En plaçant les investisseurs privés au cœur de son modèle économique, Libreville s’aligne sur les pratiques adoptées par d’autres nations de la CEMAC. Le choix de confier deux tiers du financement au secteur privé vise à mobiliser les capitaux des bailleurs commerciaux, des fonds souverains africains et des multinationales du secteur extractif. Cette approche nécessite cependant un cadre réglementaire et administratif profondément modernisé pour garantir la sécurité des investissements.

L’économie gabonaise, encore fortement dépendante des exportations de pétrole, de manganèse et de bois, doit impérativement diversifier ses sources de revenus. Les institutions financières internationales ont maintes fois souligné l’urgence d’élargir l’assiette fiscale, de simplifier les procédures douanières et de sécuriser les droits fonciers pour attirer durablement les capitaux étrangers.

Le Haut conseil pour l’investissement, pierre angulaire du dialogue public-privé

Pour renforcer la collaboration entre l’État et les entreprises, le gouvernement a décidé de réactiver le Haut conseil pour l’investissement (HCI). Cette instance, autrefois centrale dans le dialogue économique, avait été marginalisée sous le précédent régime. Sa remise en activité illustre la volonté du président Brice Clotaire Oligui Nguema de rétablir un cadre institutionnel stable et prévisible pour les investisseurs.

Le HCI aura pour mission de faciliter la rencontre entre les besoins sectoriels identifiés par les ministères et les capacités des grands acteurs privés. Les géants du secteur minier, comme la Compagnie minière de l’Ogooué (Comilog), filiale d’Eramet, ainsi que les opérateurs du bois transformé, seront particulièrement sollicités. Les institutions financières panafricaines, telles qu’Afreximbank et la Banque africaine de développement, pourraient également jouer un rôle clé en finançant des projets dans les infrastructures, l’énergie et le numérique.

Un défi financier et administratif de taille

L’objectif de 18 000 milliards de FCFA sur cinq ans, soit une moyenne annuelle de 3 600 milliards, marque une rupture avec les plans précédents. En comparaison, le Plan stratégique Gabon émergent (PSGE) n’avait atteint qu’une partie de ses objectifs d’investissement direct étranger, en raison d’un manque de projets bancables et de la volatilité des prix des matières premières entre 2014 et 2016. Le succès du PNCD dépendra donc de la capacité du pays à industrialiser la préparation des projets et à offrir des garanties solides aux investisseurs.
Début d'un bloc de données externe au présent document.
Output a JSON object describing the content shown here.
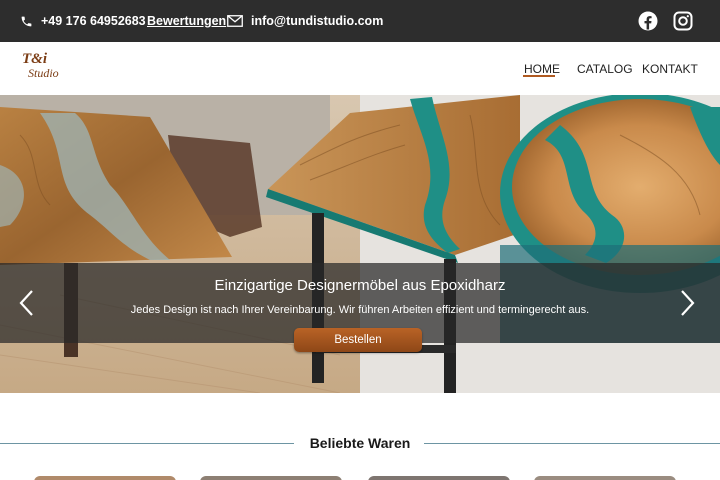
{
  "topbar": {
    "phone": "+49 176 64952683",
    "reviews_link": "Bewertungen",
    "email": "info@tundistudio.com",
    "icons": [
      "phone-icon",
      "mail-icon",
      "facebook-icon",
      "instagram-icon"
    ]
  },
  "header": {
    "logo_line1": "T&i",
    "logo_line2": "Studio",
    "nav": [
      {
        "label": "HOME",
        "active": true
      },
      {
        "label": "CATALOG",
        "active": false
      },
      {
        "label": "KONTAKT",
        "active": false
      }
    ]
  },
  "hero": {
    "title": "Einzigartige Designermöbel aus Epoxidharz",
    "subtitle": "Jedes Design ist nach Ihrer Vereinbarung. Wir führen Arbeiten effizient und termingerecht aus.",
    "button_label": "Bestellen",
    "icons": [
      "chevron-left-icon",
      "chevron-right-icon"
    ]
  },
  "section": {
    "title": "Beliebte Waren"
  },
  "colors": {
    "topbar_bg": "#2d2d2d",
    "accent": "#b05a21",
    "resin": "#1f8f86",
    "rule": "#6d95a3"
  }
}
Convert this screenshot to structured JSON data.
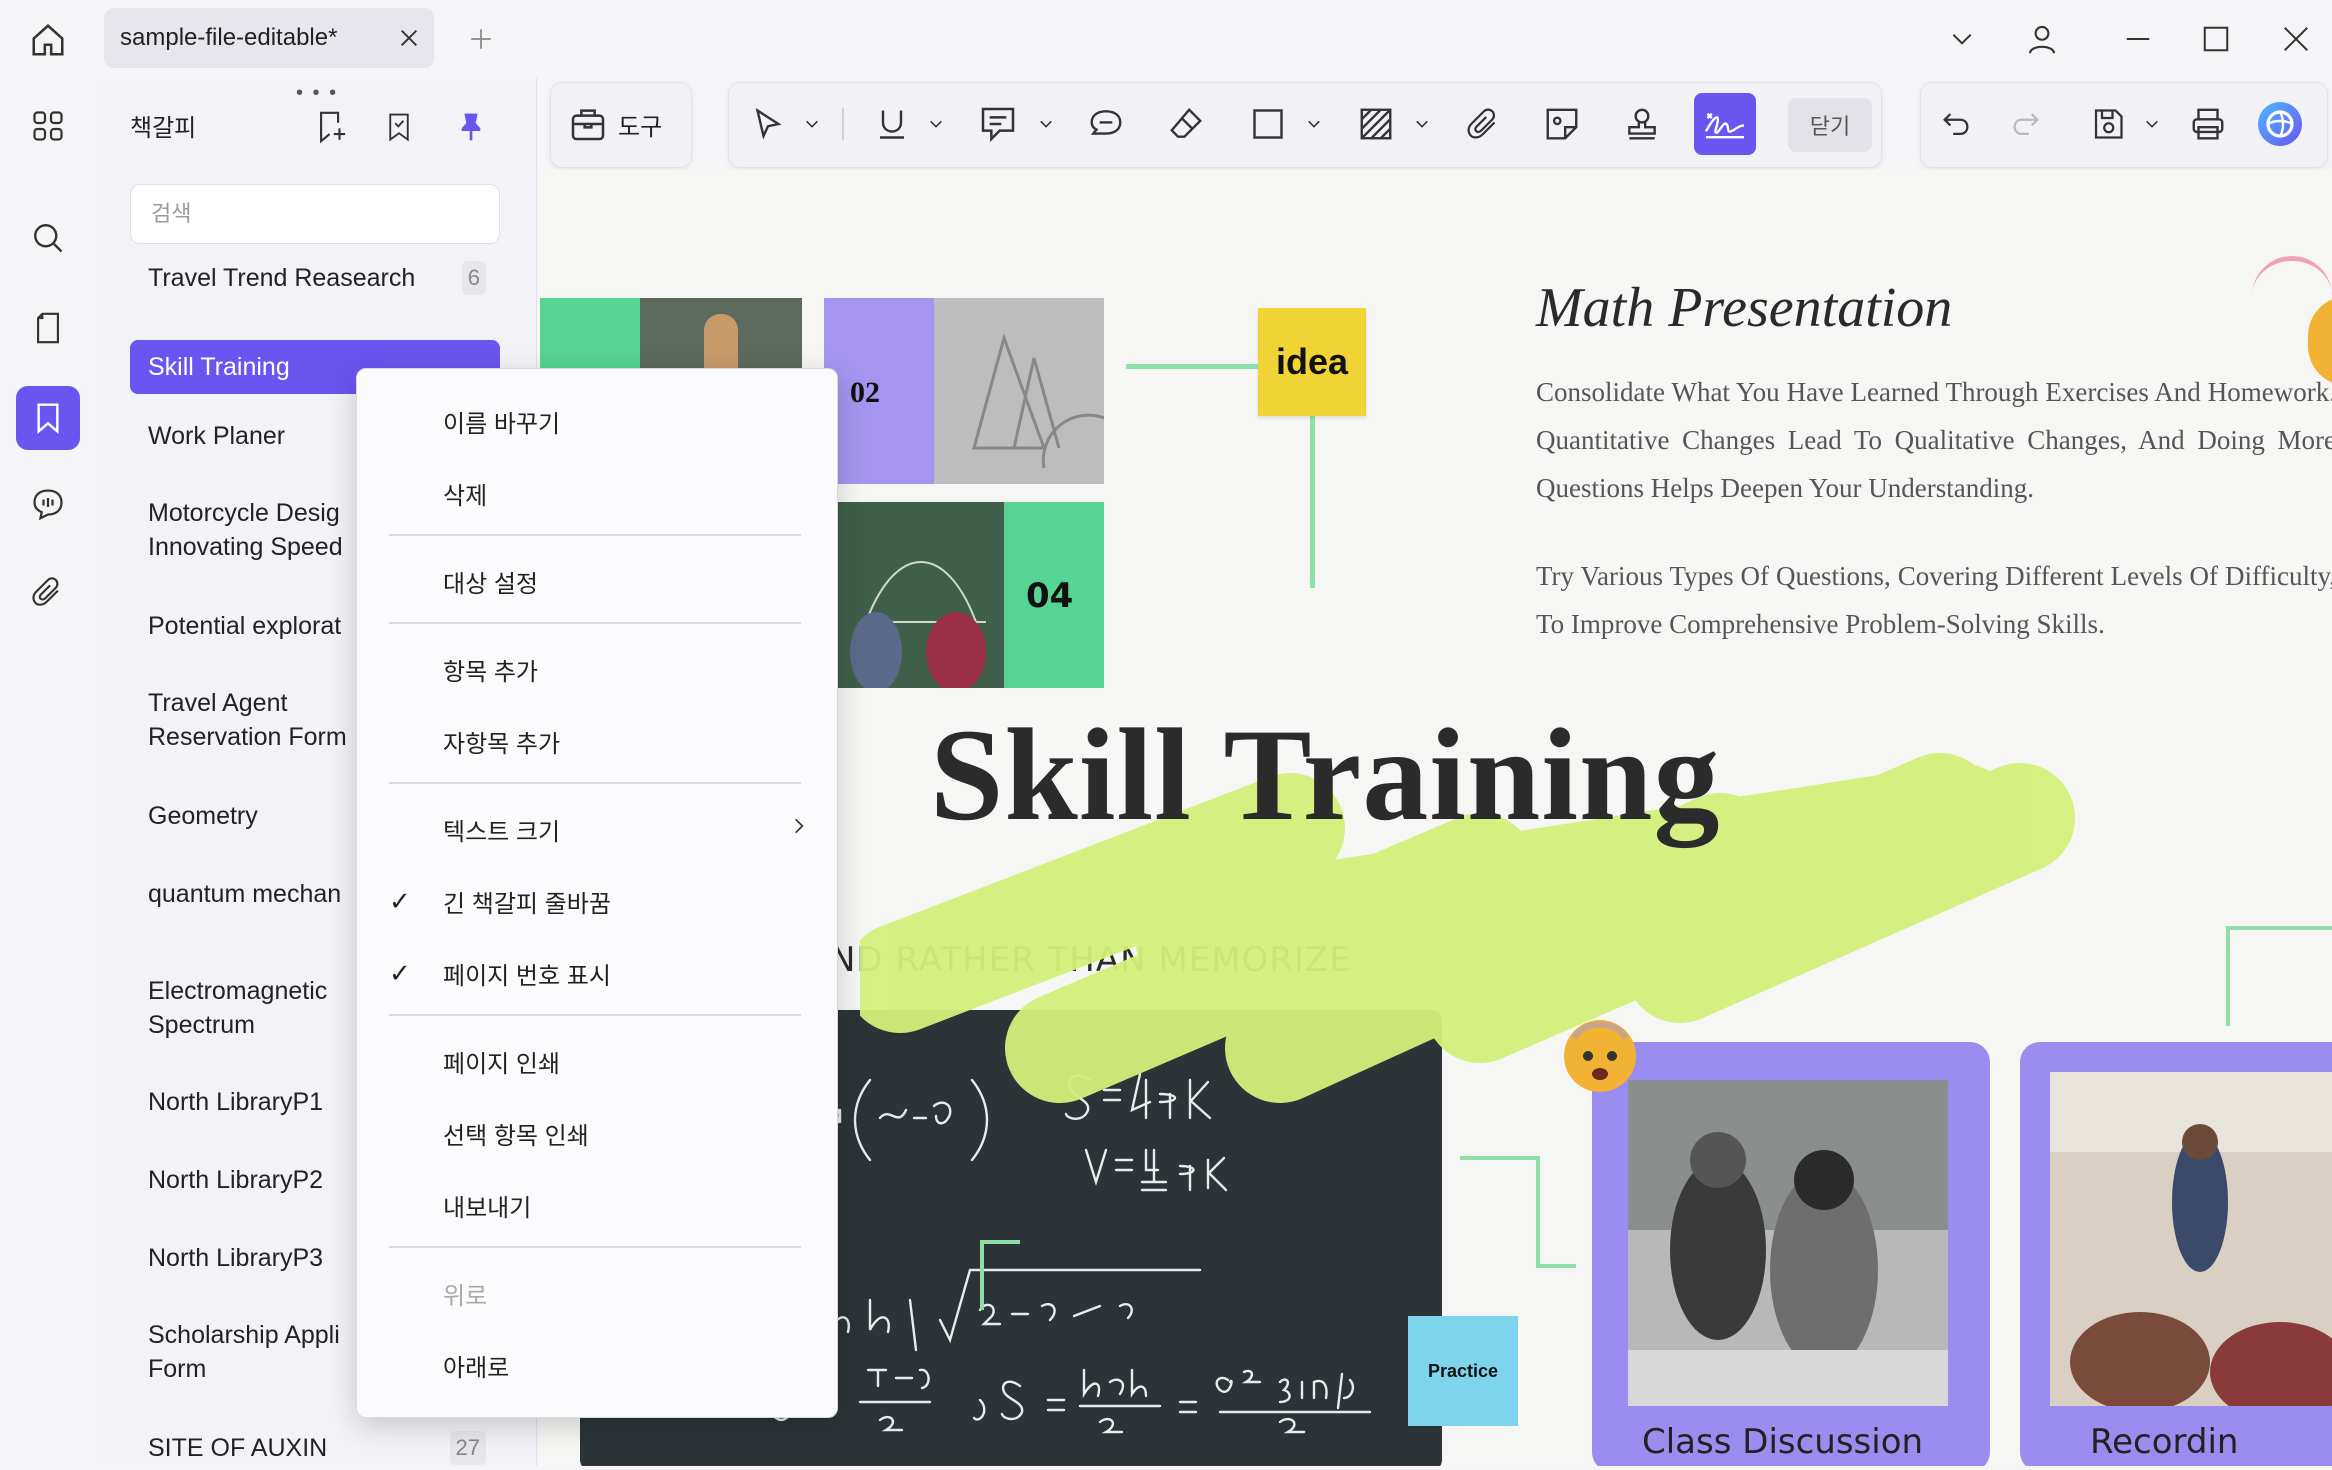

La gestion de la dette publique ajoute une difficulté supplémentaire. Avec un endettement proche du seuil communautaire de 70 % du PIB, les marges de manœuvre de l’État se réduisent, rendant les partenariats public-privé encore plus indispensables. Les contrats de concession, les accords de performance énergétique et les montages financiers innovants devront donc occuper une place centrale dans la mise en œuvre du plan.

La réussite du PNCD reposera également sur l’efficacité de l’administration. Les délais d’obtention des autorisations, la digitalisation des démarches administratives et la lutte contre la corruption figurent parmi les priorités pour les investisseurs. Sans progrès tangibles dans ces domaines, le risque de voir les promesses se heurter à la réalité des investissements effectifs sera réel.

Le Gabon se lance ainsi dans une course contre la montre pour les cinq prochaines années. Ce plan économique ambitieux pourrait bien déterminer la crédibilité du pays aux yeux des marchés internationaux et de ses partenaires bilatéraux. La réactivation du HCI sera un test clé pour mobiliser les engagements du secteur privé.